O foro privilegiado

Desde nossa primeira Constituição – a de 1824 – consta de todas as Constituições brasileiras o chamado “fôro por prerrogativa de função”.

Isto significa mais ou menos o seguinte: pelo certo todos os cidadãos são julgados por Juizes de Direito. Das decisões desses Juízes cabe recurso para o Tribunal da Justiça estadual. Das decisões dos tribunais de justiça estaduais, cabe recurso para o Superior Tribunal de Justiça.

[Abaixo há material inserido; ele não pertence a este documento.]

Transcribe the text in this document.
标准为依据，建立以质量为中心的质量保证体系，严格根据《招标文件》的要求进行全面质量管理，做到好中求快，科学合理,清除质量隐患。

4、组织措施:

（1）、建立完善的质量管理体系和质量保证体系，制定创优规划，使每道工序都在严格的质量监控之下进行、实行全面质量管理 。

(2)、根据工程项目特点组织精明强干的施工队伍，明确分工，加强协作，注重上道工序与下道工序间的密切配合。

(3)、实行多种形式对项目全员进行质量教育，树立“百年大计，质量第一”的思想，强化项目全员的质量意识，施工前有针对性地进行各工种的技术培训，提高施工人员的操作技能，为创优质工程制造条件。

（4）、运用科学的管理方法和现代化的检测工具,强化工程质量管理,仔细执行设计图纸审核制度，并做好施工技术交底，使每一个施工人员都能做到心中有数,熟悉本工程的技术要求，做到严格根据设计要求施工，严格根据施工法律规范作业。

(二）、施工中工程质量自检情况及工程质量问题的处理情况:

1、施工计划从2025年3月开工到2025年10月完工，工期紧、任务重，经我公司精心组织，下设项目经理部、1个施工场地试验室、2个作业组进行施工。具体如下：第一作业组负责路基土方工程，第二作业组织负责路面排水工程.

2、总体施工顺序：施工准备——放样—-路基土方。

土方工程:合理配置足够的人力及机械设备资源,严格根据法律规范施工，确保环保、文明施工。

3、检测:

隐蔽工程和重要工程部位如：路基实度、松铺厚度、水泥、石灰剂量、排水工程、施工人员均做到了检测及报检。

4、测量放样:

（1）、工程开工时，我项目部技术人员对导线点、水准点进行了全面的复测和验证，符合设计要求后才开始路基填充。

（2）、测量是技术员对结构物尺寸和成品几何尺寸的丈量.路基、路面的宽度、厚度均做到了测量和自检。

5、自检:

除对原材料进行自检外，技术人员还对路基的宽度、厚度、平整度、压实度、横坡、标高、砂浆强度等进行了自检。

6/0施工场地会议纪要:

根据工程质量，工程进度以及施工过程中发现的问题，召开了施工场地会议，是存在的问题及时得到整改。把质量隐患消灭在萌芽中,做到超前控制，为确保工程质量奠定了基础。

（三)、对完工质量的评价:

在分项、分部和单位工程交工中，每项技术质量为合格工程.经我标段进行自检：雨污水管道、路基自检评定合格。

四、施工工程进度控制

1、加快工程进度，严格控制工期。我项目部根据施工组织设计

E das decisões do Superior Tribunal de Justiça cabe recurso, excepcionalmente, para o Supremo Tribunal Federal, última e derradeira instância do nosso sistema Judiciário.

Acontece que a Constituição veio criar o chamado “foro privilegiado”, também designado “fôro por prerrogativa de função”, destinado a certas pessoas, processadas criminalmente, ocupantes de cargos públicos relevantes na sociedade.

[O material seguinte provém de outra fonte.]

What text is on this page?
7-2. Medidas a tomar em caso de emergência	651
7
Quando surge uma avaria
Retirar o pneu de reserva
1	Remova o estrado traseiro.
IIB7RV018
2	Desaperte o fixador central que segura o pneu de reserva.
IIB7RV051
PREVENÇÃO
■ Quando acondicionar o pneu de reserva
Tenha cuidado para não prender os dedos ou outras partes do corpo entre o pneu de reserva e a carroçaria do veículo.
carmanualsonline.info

Assim, nas infrações penais comuns, compete ao Supremo Tribunal Federal processar e julgar o Presidente da República, o Vice-Presidente, os membros do Congresso Nacional, seus próprios Ministros e o Procurador Geral da República.

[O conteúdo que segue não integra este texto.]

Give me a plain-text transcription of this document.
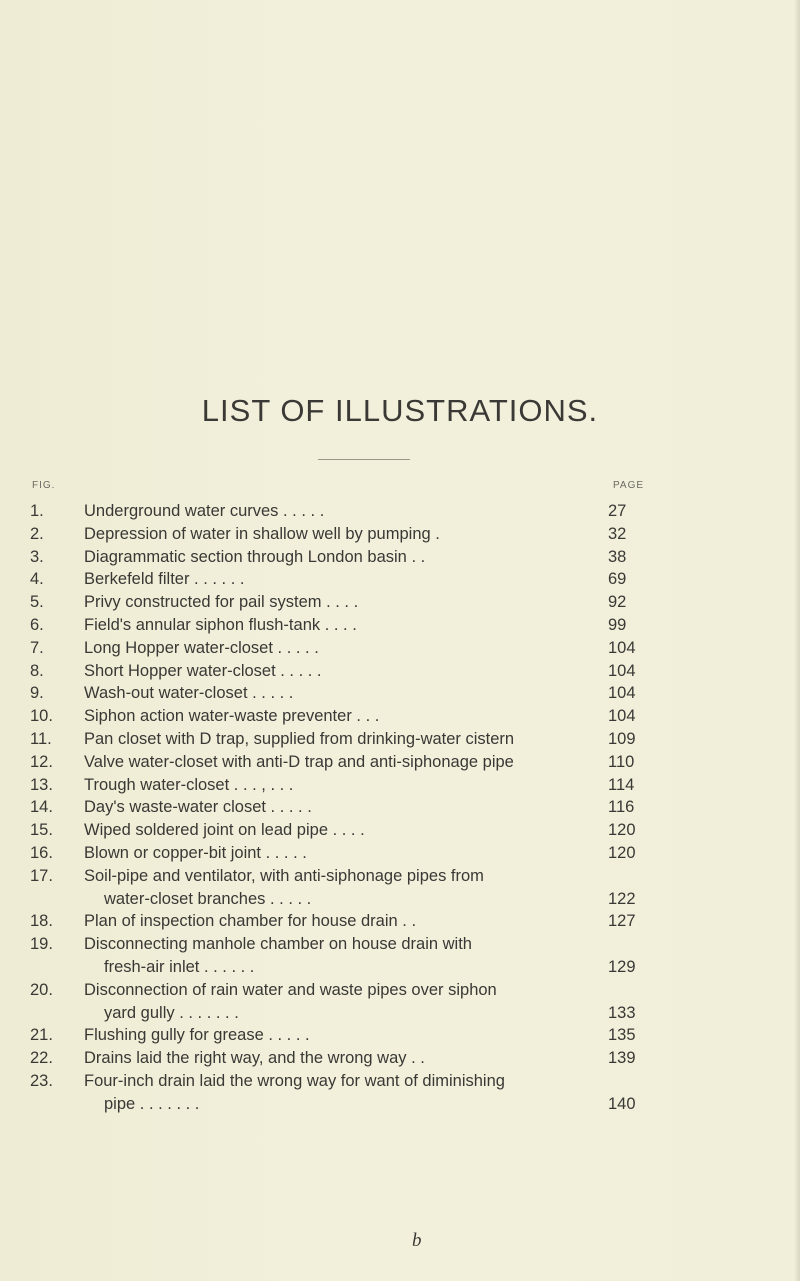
LIST OF ILLUSTRATIONS.
FIG.	PAGE
1.	Underground water curves . . . . .	27
2.	Depression of water in shallow well by pumping .	32
3.	Diagrammatic section through London basin . .	38
4.	Berkefeld filter . . . . . .	69
5.	Privy constructed for pail system . . . .	92
6.	Field's annular siphon flush-tank . . . .	99
7.	Long Hopper water-closet . . . . .	104
8.	Short Hopper water-closet . . . . .	104
9.	Wash-out water-closet . . . . .	104
10.	Siphon action water-waste preventer . . .	104
11.	Pan closet with D trap, supplied from drinking-water cistern	109
12.	Valve water-closet with anti-D trap and anti-siphonage pipe	110
13.	Trough water-closet . . . , . . .	114
14.	Day's waste-water closet . . . . .	116
15.	Wiped soldered joint on lead pipe . . . .	120
16.	Blown or copper-bit joint . . . . .	120
17.	Soil-pipe and ventilator, with anti-siphonage pipes from
water-closet branches . . . . .	122
18.	Plan of inspection chamber for house drain . .	127
19.	Disconnecting manhole chamber on house drain with
fresh-air inlet . . . . . .	129
20.	Disconnection of rain water and waste pipes over siphon
yard gully . . . . . . .	133
21.	Flushing gully for grease . . . . .	135
22.	Drains laid the right way, and the wrong way . .	139
23.	Four-inch drain laid the wrong way for want of diminishing
pipe . . . . . . .	140
b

Por outro lado, compete ao Superior Tribunal de Justiça processar e julgar, originariamente, nos crimes comuns, os Governadores dos Estados e do Distrito Federal, os desembargadores dos Tribunais de Justiça dos Estados e do Distrito Federal, os membros dos Tribunais de Contas dos Estados e do Distrito Federal, os dos Tribunais Regionais Federais, dos Tribunais Regionais Eleitorais e do Trabalho, os membros dos Conselhos ou Tribunais de Contas dos Municípios e os do Ministério Público da União.

Além disso, a Constituição Estadual estabelece a competência do Tribunal de Justiça para processar e julgar, originariamente, nos crimes comuns, o Vice-Governador do Estado, os Deputados Estaduais e os Prefeitos Municipais, os juízes de direito e os juízes substitutos, os Secretários de Estado, o Procurador Geral de Justiça, os membros do Ministério Público e o Procurador Geral do Estado, “ressalvada a competência da Justiça Eleitoral” (Art. 109).

Durante muitos anos discutiu-se no âmbito dos Tribunais, inclusive do Supremo Tribunal Federal, se, uma vez terminado o mandato do acusado, continuaria prevalecendo o “fôro privilegiado”.

A matéria deu ensejo a muitas polêmicas doutrinárias e jurisprudenciais, havendo conflito de opiniões entre nomes dos mais destacados da vida jurídica do País.

Eis que, finalmente, após acirrados debates, o Supremo Tribunal Federal decidiu definitivamente o assunto, através de sua Súmula 394, que diz textualmente: “Cometido o crime durante o exercício funcional, prevalece a competência especial por prerrogativa de função, ainda que o inquérito ou a ação penal sejam iniciados após a cessação daquele exercício”.

Com isso passou a vigorar o princípio de que, se o cidadão é acusado de um crime cometido durante o seu mandato, continuará sendo processado no fôro privilegiado, mesmo após o término desse mandato; e se o crime é descoberto após o término do mandato, mas foi cometido durante o mandato, continuará gozando do fôro privilegiado.

Essa Súmula foi editada ainda na vigência da Constituição de 1946, vigorando até o final do século passado, quando o Supremo Tribunal Federal, examinando a matéria à luz da Constituição de 1988, cancelou a Súmula 394, dizendo taxativamente que “a Constituição não é explícita em atribuir tal prerrogativa de foro às autoridades e mandatários que, por qualquer razão, deixaram o exercício do cargo ou do mandato”.

Explicita claramente a Suprema Corte que não se pode “deixar de admitir que a prerrogativa de foro visa a garantir o exercício do cargo ou do mandato, e não a proteger quem o exerce. Menos ainda quem deixa de exercê-lo”. Isso se vê no julgamento do Inquérito número 687-4, quando o STF julgou que o ex-Deputado Jabes Rabelo não gozava mais do foro privilegiado, remetendo o processo ao Juizo de primeiro grau.

Como se vê, a partir dessa nova interpretação dada pela Suprema Corte, se o Deputado Estadual, ou o Prefeito Municipal, está respondendo a processo perante o Tribunal de Justiça, e finda-se seu mandato, porque não mais se candidatou ou perdeu a eleição; ou um Juiz de Direito deixa o cargo porque se aposentou, cessa a competência do Tribunal de Justiça, baixando o processo para o Juiz da Vara respectiva.

Conclui o Supremo que “aliás, a prerrogativa de fôro, como expressa na Constituição brasileira, mesmo para os que se encontram no exercício do cargo ou mandato, não é encontradiça no Direito Constitucional comparado. Menos ainda para os ex-exercentes de cargos ou mandatos”.